An alternative method is to derive the transformation matrix on the eigenvectors of the correlation matrix instead of the covariance matrix. The correlation matrix is equivalent to a covariance matrix for the data where each variable has been standardized to zero mean and unit variance. This method tends to equalize the influence of each variable, inflating the influence of variables with relatively small variance and reducing the influence of variables with high variance. This option is selected by default.

Show principal components score 

This option results in the display of a matrix in which the columns are the principal components, the rows are the individual data records, and the value in each cell is the calculated score for that record on the relevant principal component. This option is selected by default.  

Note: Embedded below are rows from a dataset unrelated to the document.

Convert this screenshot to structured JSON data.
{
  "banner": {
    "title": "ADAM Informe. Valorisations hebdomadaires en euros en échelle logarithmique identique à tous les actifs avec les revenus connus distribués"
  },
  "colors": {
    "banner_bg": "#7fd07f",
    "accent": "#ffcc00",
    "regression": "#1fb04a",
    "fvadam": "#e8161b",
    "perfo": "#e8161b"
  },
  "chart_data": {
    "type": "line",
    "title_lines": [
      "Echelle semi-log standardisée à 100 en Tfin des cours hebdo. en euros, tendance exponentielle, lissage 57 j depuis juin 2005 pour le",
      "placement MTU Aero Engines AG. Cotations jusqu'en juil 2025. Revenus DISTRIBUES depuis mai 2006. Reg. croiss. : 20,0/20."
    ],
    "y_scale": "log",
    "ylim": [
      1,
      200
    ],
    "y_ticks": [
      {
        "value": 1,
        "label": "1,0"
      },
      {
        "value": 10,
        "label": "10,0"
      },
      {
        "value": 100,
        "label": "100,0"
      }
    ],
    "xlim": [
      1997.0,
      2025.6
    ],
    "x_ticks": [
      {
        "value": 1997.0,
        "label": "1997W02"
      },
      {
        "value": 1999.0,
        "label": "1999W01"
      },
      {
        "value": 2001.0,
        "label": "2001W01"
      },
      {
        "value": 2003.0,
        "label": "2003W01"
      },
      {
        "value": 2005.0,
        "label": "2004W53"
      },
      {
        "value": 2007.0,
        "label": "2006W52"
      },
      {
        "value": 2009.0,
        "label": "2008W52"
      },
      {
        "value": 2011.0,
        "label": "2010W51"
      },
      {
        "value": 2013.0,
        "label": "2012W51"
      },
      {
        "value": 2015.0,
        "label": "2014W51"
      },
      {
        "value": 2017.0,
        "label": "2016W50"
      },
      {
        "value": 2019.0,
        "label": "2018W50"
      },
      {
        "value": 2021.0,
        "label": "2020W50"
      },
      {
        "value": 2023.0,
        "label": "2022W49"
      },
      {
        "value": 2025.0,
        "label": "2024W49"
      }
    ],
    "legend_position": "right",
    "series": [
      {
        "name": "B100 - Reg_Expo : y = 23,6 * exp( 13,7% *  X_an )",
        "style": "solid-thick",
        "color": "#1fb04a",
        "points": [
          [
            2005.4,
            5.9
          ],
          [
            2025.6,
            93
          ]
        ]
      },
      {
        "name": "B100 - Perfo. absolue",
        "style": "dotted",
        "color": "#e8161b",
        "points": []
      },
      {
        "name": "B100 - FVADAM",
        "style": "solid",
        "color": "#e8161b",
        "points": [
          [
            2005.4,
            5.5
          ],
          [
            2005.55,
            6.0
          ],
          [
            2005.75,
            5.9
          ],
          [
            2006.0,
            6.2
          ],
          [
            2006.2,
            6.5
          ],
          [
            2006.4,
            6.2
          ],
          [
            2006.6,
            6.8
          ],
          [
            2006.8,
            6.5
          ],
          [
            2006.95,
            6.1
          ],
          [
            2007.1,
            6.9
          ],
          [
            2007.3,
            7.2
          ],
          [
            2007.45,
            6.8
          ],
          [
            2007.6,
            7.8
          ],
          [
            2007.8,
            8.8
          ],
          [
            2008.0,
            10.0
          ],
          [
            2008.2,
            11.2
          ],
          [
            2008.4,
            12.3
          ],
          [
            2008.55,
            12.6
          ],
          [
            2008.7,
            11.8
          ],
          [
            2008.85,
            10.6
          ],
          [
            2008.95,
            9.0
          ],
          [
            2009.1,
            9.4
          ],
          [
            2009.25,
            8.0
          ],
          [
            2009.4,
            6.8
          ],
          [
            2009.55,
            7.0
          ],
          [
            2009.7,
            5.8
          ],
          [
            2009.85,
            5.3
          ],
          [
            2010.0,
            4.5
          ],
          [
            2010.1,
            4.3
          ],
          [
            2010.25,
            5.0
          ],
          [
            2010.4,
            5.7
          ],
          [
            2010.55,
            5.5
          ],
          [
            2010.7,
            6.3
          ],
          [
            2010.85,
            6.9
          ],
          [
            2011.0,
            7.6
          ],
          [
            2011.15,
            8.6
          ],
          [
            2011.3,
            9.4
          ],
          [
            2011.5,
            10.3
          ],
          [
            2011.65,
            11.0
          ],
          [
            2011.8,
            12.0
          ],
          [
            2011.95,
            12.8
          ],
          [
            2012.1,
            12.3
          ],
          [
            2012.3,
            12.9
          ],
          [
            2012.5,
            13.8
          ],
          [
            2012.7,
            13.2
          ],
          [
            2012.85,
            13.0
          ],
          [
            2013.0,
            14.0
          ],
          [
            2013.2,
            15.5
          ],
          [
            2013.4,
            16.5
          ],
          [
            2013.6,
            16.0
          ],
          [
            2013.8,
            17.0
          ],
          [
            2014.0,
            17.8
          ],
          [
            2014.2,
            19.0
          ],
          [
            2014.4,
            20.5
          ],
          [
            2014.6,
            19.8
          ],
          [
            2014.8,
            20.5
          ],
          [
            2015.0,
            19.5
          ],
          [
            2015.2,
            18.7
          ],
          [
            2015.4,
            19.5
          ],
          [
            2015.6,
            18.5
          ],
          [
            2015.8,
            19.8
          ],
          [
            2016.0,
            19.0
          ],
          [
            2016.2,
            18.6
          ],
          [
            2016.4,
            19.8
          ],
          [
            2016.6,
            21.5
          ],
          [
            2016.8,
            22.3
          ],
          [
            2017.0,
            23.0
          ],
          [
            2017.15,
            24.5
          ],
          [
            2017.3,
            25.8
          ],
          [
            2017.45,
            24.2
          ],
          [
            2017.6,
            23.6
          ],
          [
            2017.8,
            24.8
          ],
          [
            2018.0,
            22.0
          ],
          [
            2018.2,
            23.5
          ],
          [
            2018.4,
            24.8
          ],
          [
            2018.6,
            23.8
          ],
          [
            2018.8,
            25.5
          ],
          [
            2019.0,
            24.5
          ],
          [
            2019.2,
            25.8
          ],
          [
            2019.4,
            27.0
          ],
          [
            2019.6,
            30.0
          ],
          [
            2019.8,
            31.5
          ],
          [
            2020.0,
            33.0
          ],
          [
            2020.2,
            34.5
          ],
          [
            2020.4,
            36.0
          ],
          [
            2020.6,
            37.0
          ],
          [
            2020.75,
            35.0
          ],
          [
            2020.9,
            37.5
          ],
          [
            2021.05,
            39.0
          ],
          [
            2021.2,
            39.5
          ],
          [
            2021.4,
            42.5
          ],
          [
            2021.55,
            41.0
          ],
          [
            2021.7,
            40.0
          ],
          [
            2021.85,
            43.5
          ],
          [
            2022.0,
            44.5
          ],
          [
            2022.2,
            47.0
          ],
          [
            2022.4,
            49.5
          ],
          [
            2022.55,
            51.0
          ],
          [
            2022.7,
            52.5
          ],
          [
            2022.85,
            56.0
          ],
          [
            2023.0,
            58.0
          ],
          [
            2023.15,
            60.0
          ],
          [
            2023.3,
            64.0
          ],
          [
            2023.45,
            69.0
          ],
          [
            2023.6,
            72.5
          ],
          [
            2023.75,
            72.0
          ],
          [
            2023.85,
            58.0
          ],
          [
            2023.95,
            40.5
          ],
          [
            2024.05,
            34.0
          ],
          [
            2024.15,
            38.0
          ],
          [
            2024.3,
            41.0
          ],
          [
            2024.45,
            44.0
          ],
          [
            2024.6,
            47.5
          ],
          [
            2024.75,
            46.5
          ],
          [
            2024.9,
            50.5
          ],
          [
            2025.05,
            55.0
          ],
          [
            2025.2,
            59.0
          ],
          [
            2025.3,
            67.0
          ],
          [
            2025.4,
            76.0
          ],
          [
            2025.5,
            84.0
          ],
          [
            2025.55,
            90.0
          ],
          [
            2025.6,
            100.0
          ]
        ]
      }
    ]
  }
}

Show Q-Statistics and Show Hotteling's T-Squared Statistics 

Q Statistics (residuals) and Hottelling's T-Squared statistics are summary statistics that help explain how well a model fits the sample data, and can also be used to detect any outliers in the data. A detailed explanation for each is beyond the scope of this guide. Please see the literature for more information on each of these statistics.

Show Q-Statistics  

If this option is selected, Analytic Solver includes Q-Statistics in the output. Q statistics (or residuals) measure the difference between sample data and the projection of the model onto the sample data. These statistics an also be used to determine if any outliers exist in the data. Low values for Q-statistics indicate a well-fit model.

Show Hotteling's T-Squared Statistics  

If this option is selected, Analytic Solver includes Hotteling's T-Squared statistics in the output. T-Squared statistics measure the variation in the sample data within the mode, and indicate how far the sample data is from the center of the model. These statistics can also be used to detect outliers in the sample data. Low T-Squared statistics indicate a well-fit model.


1. Shmueli, Galit, Nitin R. Patel, and Peter C. Bruce. Data Mining for Business Intelligence. 2nd ed. New Jersey: Wiley, 2010.